Поля, стоя в двери, насмешливо присюсюкивая, спросила:

- Слово Сереженьке, солнышку, котеночку, дала?

- Да, я обещала.

- Что? - удивленно спросила Анна Михайловна.

- Обещала ни с одним мужчиной не гулять и вообще...

- Да вы с ума сошли, - сердитым шепотом сказала Анна Михайловна, - какие "вообще", какие мужчины? Да ведь это бездна мещанства.

- Ему будет неприятно, зачем же мне это делать,- спокойно и упрямо отвечала Олеся.

- А ну тебя, ты домостроевская дура, - сказала Поля.

- Пожалуйста, оставь меня в покое, - отвечала Олеся и, оглянувшись на приоткрытую Полей во время спора дверь, тихо спросила: - Анна Михайловна, если он на один день приехал, зачем же он такую тяжеленную корзину привез?

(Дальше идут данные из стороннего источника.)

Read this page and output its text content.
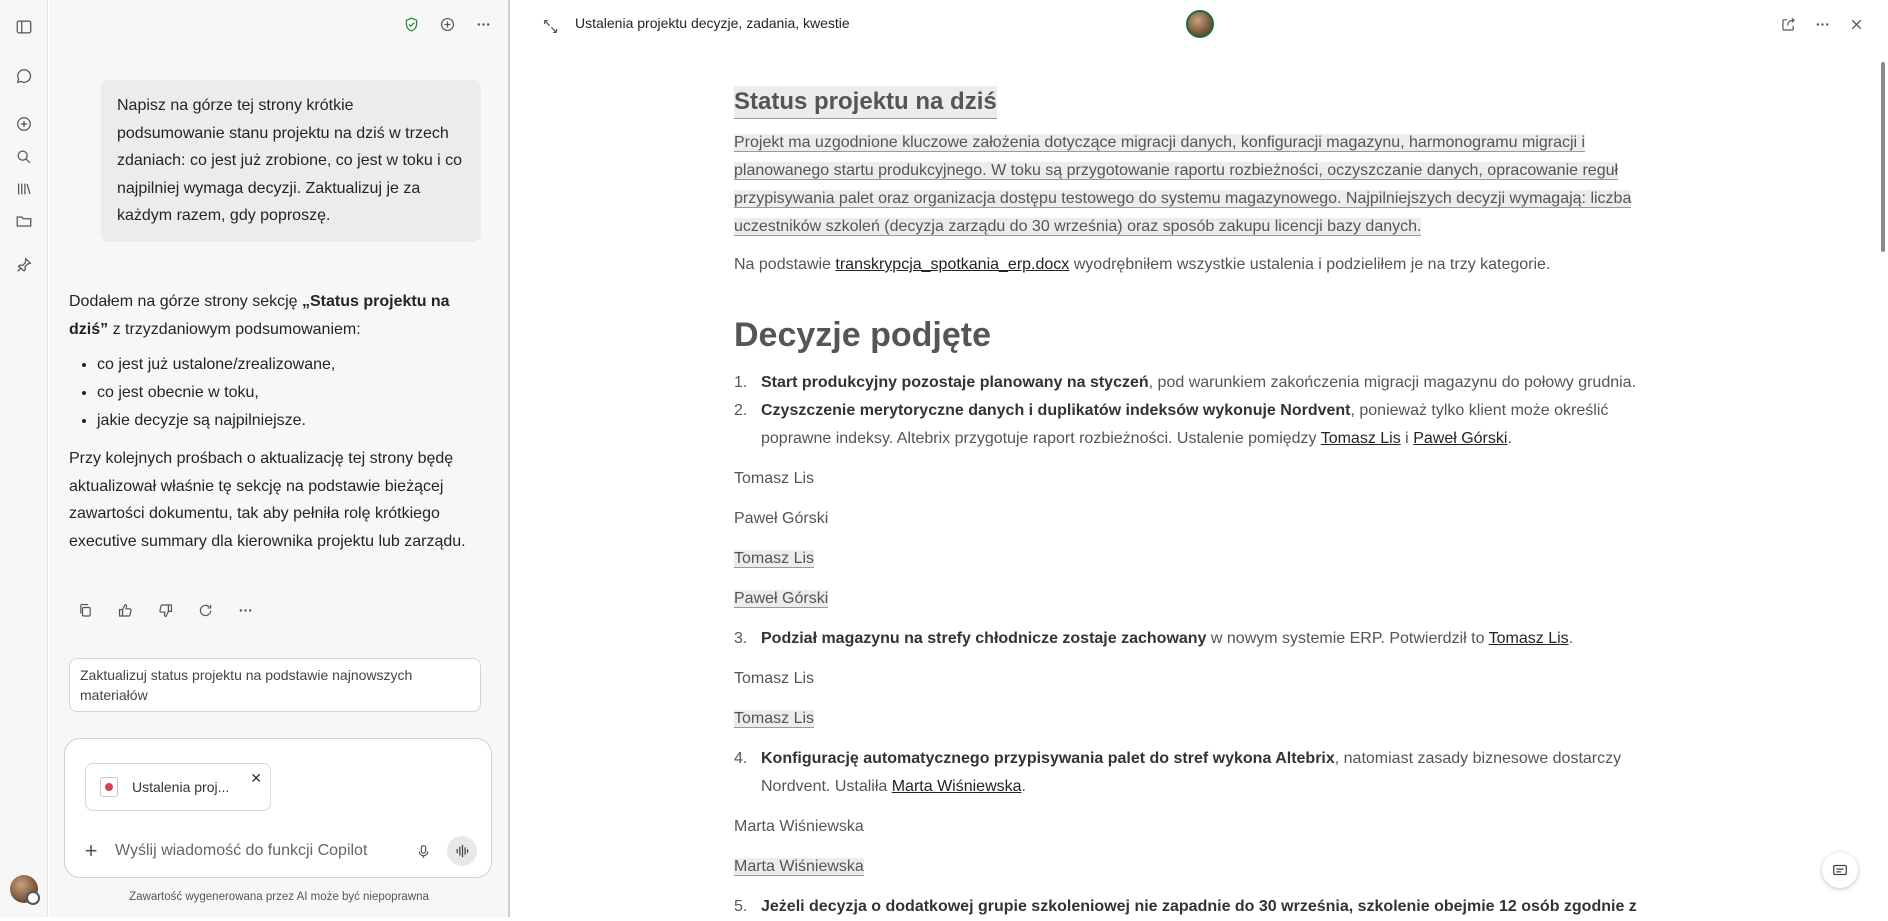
Napisz na górze tej strony krótkie podsumowanie stanu projektu na dziś w trzech zdaniach: co jest już zrobione, co jest w toku i co najpilniej wymaga decyzji. Zaktualizuj je za każdym razem, gdy poproszę.

Dodałem na górze strony sekcję „Status projektu na dziś” z trzyzdaniowym podsumowaniem:

• co jest już ustalone/zrealizowane,
• co jest obecnie w toku,
• jakie decyzje są najpilniejsze.

Przy kolejnych prośbach o aktualizację tej strony będę aktualizował właśnie tę sekcję na podstawie bieżącej zawartości dokumentu, tak aby pełniła rolę krótkiego executive summary dla kierownika projektu lub zarządu.

Zaktualizuj status projektu na podstawie najnowszych materiałów
Ustalenia proj...
✕
+
Wyślij wiadomość do funkcji Copilot
Zawartość wygenerowana przez AI może być niepoprawna
Ustalenia projektu decyzje, zadania, kwestie
Status projektu na dziś

Projekt ma uzgodnione kluczowe założenia dotyczące migracji danych, konfiguracji magazynu, harmonogramu migracji i planowanego startu produkcyjnego. W toku są przygotowanie raportu rozbieżności, oczyszczanie danych, opracowanie reguł przypisywania palet oraz organizacja dostępu testowego do systemu magazynowego. Najpilniejszych decyzji wymagają: liczba uczestników szkoleń (decyzja zarządu do 30 września) oraz sposób zakupu licencji bazy danych.

Na podstawie transkrypcja_spotkania_erp.docx wyodrębniłem wszystkie ustalenia i podzieliłem je na trzy kategorie.

Decyzje podjęte
1. Start produkcyjny pozostaje planowany na styczeń, pod warunkiem zakończenia migracji magazynu do połowy grudnia.
2. Czyszczenie merytoryczne danych i duplikatów indeksów wykonuje Nordvent, ponieważ tylko klient może określić poprawne indeksy. Altebrix przygotuje raport rozbieżności. Ustalenie pomiędzy Tomasz Lis i Paweł Górski.

Tomasz Lis

Paweł Górski

Tomasz Lis

Paweł Górski

3. Podział magazynu na strefy chłodnicze zostaje zachowany w nowym systemie ERP. Potwierdził to Tomasz Lis.

Tomasz Lis

Tomasz Lis

4. Konfigurację automatycznego przypisywania palet do stref wykona Altebrix, natomiast zasady biznesowe dostarczy Nordvent. Ustaliła Marta Wiśniewska.

Marta Wiśniewska

Marta Wiśniewska

5. Jeżeli decyzja o dodatkowej grupie szkoleniowej nie zapadnie do 30 września, szkolenie obejmie 12 osób zgodnie z
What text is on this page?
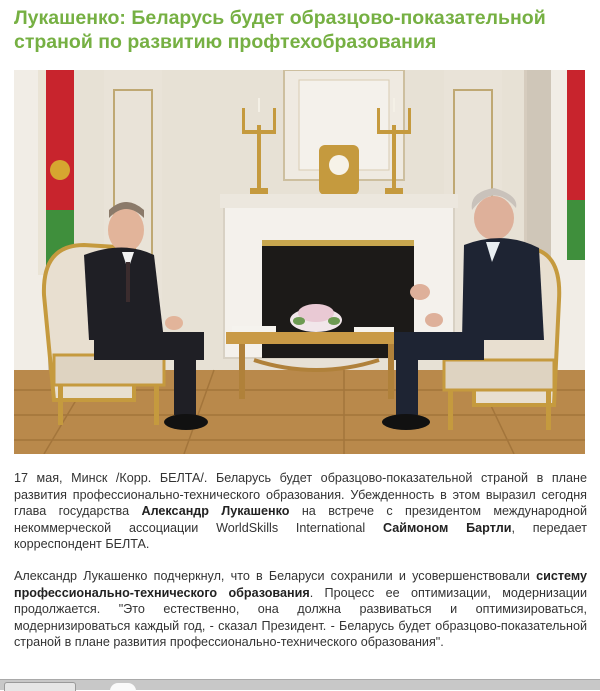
Лукашенко: Беларусь будет образцово-показательной страной по развитию профтехобразования

17 мая, Минск /Корр. БЕЛТА/. Беларусь будет образцово-показательной страной в плане развития профессионально-технического образования. Убежденность в этом выразил сегодня глава государства Александр Лукашенко на встрече с президентом международной некоммерческой ассоциации WorldSkills International Саймоном Бартли, передает корреспондент БЕЛТА.

Александр Лукашенко подчеркнул, что в Беларуси сохранили и усовершенствовали систему профессионально-технического образования. Процесс ее оптимизации, модернизации продолжается. "Это естественно, она должна развиваться и оптимизироваться, модернизироваться каждый год, - сказал Президент. - Беларусь будет образцово-показательной страной в плане развития профессионально-технического образования".
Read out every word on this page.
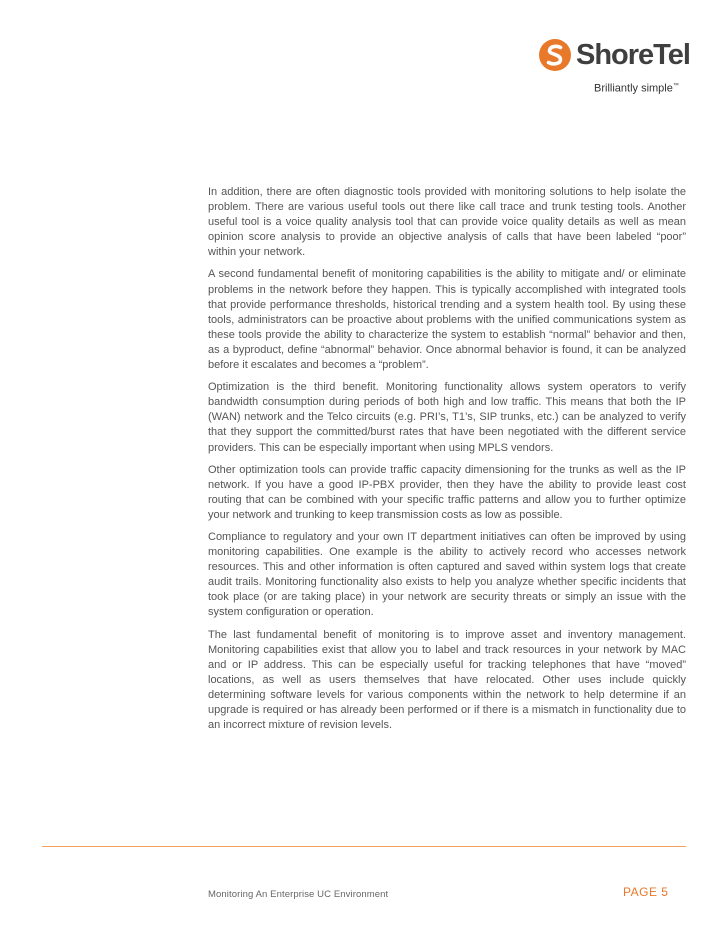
ShoreTel
Brilliantly simple™

In addition, there are often diagnostic tools provided with monitoring solutions to help isolate the problem. There are various useful tools out there like call trace and trunk testing tools. Another useful tool is a voice quality analysis tool that can provide voice quality details as well as mean opinion score analysis to provide an objective analysis of calls that have been labeled “poor” within your network.

A second fundamental benefit of monitoring capabilities is the ability to mitigate and/ or eliminate problems in the network before they happen. This is typically accomplished with integrated tools that provide performance thresholds, historical trending and a system health tool. By using these tools, administrators can be proactive about problems with the unified communications system as these tools provide the ability to characterize the system to establish “normal” behavior and then, as a byproduct, define “abnormal” behavior. Once abnormal behavior is found, it can be analyzed before it escalates and becomes a “problem”.

Optimization is the third benefit. Monitoring functionality allows system operators to verify bandwidth consumption during periods of both high and low traffic. This means that both the IP (WAN) network and the Telco circuits (e.g. PRI’s, T1’s, SIP trunks, etc.) can be analyzed to verify that they support the committed/burst rates that have been negotiated with the different service providers. This can be especially important when using MPLS vendors.

Other optimization tools can provide traffic capacity dimensioning for the trunks as well as the IP network. If you have a good IP-PBX provider, then they have the ability to provide least cost routing that can be combined with your specific traffic patterns and allow you to further optimize your network and trunking to keep transmission costs as low as possible.

Compliance to regulatory and your own IT department initiatives can often be improved by using monitoring capabilities. One example is the ability to actively record who accesses network resources. This and other information is often captured and saved within system logs that create audit trails. Monitoring functionality also exists to help you analyze whether specific incidents that took place (or are taking place) in your network are security threats or simply an issue with the system configuration or operation.

The last fundamental benefit of monitoring is to improve asset and inventory management. Monitoring capabilities exist that allow you to label and track resources in your network by MAC and or IP address. This can be especially useful for tracking telephones that have “moved” locations, as well as users themselves that have relocated. Other uses include quickly determining software levels for various components within the network to help determine if an upgrade is required or has already been performed or if there is a mismatch in functionality due to an incorrect mixture of revision levels.

Monitoring An Enterprise UC Environment	PAGE 5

- Не знаю, деточка, - ответила Анна Михайловна, - вы у него спросите. Кажется, каким-то родственникам он привез вещи.

Степан с Полей гуляли недолго.

Идя по Жилянской улице, они пересекли Кузнечную л вышли на широкую, плавно спускающуюся к Демиевке, Большую Васильковскую. Два ряда пышных фонарей освещали красивую, выложенную ровным камнем дорогу. Камень блестел, как темная вода при луне, и Степану казалось, что меж высоких освещенных домов течет река, несет на себе извозчичьи пролетки, трамвайные вагоны с широкими светлыми окнами. Поля глядела на эту вечернюю улицу скучающими глазами; восемь лет ходила она по Большой Васильковской, и каждый перекресток был связан у нее со скучными мыслями о невыученном уроке, опоздании, ссоре с подругой по парте, о покупке ирисок, тетрадей, циркуля. А ему эта скучная улица казалась чудом, - все дышало ново, таинственно, враждебно. Он, как лазутчик, затаив дыхание, смотрел на прекрасный город, заселенный чужими и непонятными ему людьми. Проехал автомобиль, ослепив их большими яркими фонарями, заполняя воздух пронзительными гудками сирены. Извозчичья лошадь, непривычная к автомобилю, кинулась в сторону, заскрежетала подковами по гладкому камню.

- Какое зловоние от этого автомобиля, - плаксиво сказала Поля, - Степан Артемьевич, я просто дышать не могу, пойдемте назад.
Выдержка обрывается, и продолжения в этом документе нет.